By Sean Holton and Jeff Kunerth
of the Sentinel Staff
Published in The Orlando Sentinel on November 19, 2000
Machines are neither Republican nor Democrat.
But on Election Day in Florida, the best vote-counting
machines may have turned out to be a secret weapon for
Republicans. And those machines may make the crucial
difference that puts George W. Bush in the White
House.
Counties with the pen-marked, precinct-tabulated voting
system that consistently produced the most complete
results also usually favored Bush, an Orlando Sentinel
analysis of results from 67 counties shows. That meant
Bush was able to squeeze just about every available
vote out of more-friendly territory.
Al Gore, meanwhile, started out behind because his
strongholds also happened to be in a few big counties
still equipped with outdated, punch-card systems with an
overall rate of unrecorded votes nearly five times higher
overall, the newspaper found.
One way of looking at the numbers suggests this: If all
67 counties had been using the same type of system with
an identical overall reliability rate, Gore might have gone
ahead of Bush in the totals for Nov. 7, by a margin of
more than 1,700 votes. This scenario emerges whether
voters used the most reliable system or the least reliable
-- as long as it was used uniformly statewide.
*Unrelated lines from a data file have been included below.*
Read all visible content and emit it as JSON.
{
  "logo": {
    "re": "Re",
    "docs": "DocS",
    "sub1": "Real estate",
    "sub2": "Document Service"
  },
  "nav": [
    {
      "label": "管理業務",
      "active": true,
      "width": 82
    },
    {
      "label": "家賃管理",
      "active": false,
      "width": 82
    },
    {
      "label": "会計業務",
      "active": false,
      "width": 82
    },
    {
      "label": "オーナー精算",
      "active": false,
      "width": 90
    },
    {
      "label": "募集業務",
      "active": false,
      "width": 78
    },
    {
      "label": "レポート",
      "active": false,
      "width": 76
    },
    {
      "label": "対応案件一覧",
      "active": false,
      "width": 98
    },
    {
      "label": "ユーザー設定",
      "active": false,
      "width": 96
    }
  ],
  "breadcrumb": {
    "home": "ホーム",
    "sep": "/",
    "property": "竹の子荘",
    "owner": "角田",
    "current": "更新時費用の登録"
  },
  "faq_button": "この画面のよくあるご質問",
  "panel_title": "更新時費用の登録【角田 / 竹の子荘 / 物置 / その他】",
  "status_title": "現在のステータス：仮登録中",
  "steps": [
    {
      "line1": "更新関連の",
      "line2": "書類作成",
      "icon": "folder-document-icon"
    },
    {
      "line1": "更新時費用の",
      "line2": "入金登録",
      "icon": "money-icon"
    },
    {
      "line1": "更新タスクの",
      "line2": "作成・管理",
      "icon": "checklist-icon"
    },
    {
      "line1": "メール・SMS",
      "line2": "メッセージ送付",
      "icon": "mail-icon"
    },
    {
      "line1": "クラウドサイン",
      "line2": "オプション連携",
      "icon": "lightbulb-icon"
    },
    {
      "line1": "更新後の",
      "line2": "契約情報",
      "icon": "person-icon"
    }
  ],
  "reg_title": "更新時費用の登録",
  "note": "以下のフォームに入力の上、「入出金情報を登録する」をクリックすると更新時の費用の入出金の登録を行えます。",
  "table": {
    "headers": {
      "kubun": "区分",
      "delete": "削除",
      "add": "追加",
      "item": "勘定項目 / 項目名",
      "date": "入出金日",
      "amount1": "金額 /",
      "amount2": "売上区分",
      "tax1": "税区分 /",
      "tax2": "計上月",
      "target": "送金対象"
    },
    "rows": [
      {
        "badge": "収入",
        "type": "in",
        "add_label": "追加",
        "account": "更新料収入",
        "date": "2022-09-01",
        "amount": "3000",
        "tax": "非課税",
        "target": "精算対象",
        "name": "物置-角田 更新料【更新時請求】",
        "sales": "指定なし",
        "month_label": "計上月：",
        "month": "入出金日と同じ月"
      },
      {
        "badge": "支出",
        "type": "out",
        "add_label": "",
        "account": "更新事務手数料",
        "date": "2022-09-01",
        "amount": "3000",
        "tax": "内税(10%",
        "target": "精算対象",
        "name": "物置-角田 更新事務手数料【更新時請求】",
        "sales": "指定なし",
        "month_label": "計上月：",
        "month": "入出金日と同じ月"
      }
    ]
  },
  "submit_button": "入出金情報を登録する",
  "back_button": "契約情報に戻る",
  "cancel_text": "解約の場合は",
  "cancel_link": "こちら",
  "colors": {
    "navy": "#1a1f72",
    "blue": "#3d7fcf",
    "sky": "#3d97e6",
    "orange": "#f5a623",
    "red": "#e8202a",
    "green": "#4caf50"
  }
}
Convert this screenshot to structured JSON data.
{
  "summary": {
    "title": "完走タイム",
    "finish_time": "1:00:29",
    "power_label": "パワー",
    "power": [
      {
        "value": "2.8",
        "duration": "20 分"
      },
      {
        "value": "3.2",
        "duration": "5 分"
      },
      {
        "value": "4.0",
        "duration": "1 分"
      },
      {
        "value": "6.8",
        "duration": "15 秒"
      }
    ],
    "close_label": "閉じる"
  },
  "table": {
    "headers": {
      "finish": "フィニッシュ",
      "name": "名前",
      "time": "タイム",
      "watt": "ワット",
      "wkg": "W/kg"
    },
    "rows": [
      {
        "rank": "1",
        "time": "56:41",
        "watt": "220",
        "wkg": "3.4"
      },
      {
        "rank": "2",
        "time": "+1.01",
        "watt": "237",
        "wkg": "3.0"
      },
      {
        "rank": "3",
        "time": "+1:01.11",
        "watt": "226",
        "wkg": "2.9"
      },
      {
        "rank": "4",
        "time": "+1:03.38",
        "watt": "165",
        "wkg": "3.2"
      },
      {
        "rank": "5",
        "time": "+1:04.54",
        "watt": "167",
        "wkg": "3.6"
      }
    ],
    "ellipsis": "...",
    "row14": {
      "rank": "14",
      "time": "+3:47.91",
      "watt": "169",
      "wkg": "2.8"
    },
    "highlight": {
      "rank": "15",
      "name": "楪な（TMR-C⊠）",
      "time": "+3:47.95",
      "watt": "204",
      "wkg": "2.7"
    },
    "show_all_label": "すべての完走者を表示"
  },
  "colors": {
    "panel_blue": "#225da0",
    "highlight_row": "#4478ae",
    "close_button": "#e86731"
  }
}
The analysis also indicates that two strongly pro-Bush
counties that only recently upgraded from punch-cards
to the more reliable system may have helped tip the
balance in Florida to the Texas governor.
"I don`t think it`s inherently unfair for a candidate. Who
it`s unfair for are the voters," Poe said. "After all I`ve
been through this week, there is one prediction I`m
willing to make. And that is that Florida will have the
most sophisticated ballot system on the planet by the
year 2002."
About 180,000 of the 6.1 million ballots cast statewide
Nov. 7 had no presidential vote recorded. That amounts
to about 2.9 percent, slightly higher than the so-called
"drop-off`" rate in Florida`s previous two presidential
elections.
How many of those voters had their ballots ultimately
recorded may have hinged simply on which of these
three types of systems was used:
» Pen-marked, precinct-tabulated ballots: Producing by
far the most complete results, this vote-counting system
recorded votes for more than 99 percent of ballots cast.
Because problematic ballots are kicked back from
machines to voters immediately, they can be corrected
or re-done on the spot. Most of the 17,537 ballots with
no votes in these counties were uncorrectable absentee
ballots or those deliberately left blank, officials said. The
25 counties with this system favored Bush by 52.9
percent to 44.6 percent for Gore.
» Punch cards: Counties using these systems recorded
no votes for 3.9 percent of ballots cast, accounting for
144,985 of the unrecorded presidential votes. Problem
ballots are not discovered until they`re run through
tabulation machines at a central location. The 25
counties with this system included Gore`s biggest
strongholds, and favored him overall by 51.8 percent to
46 percent for Bush.
» Pen-marked, centrally tabulated ballots: Counties with
this system recorded no votes for 5.7 percent of ballots.
But because these 15 counties tended to be smaller, that
percentage accounted for just 15,958 unrecorded votes,
favoring Bush by 54.6 percent to Gore`s 43 percent.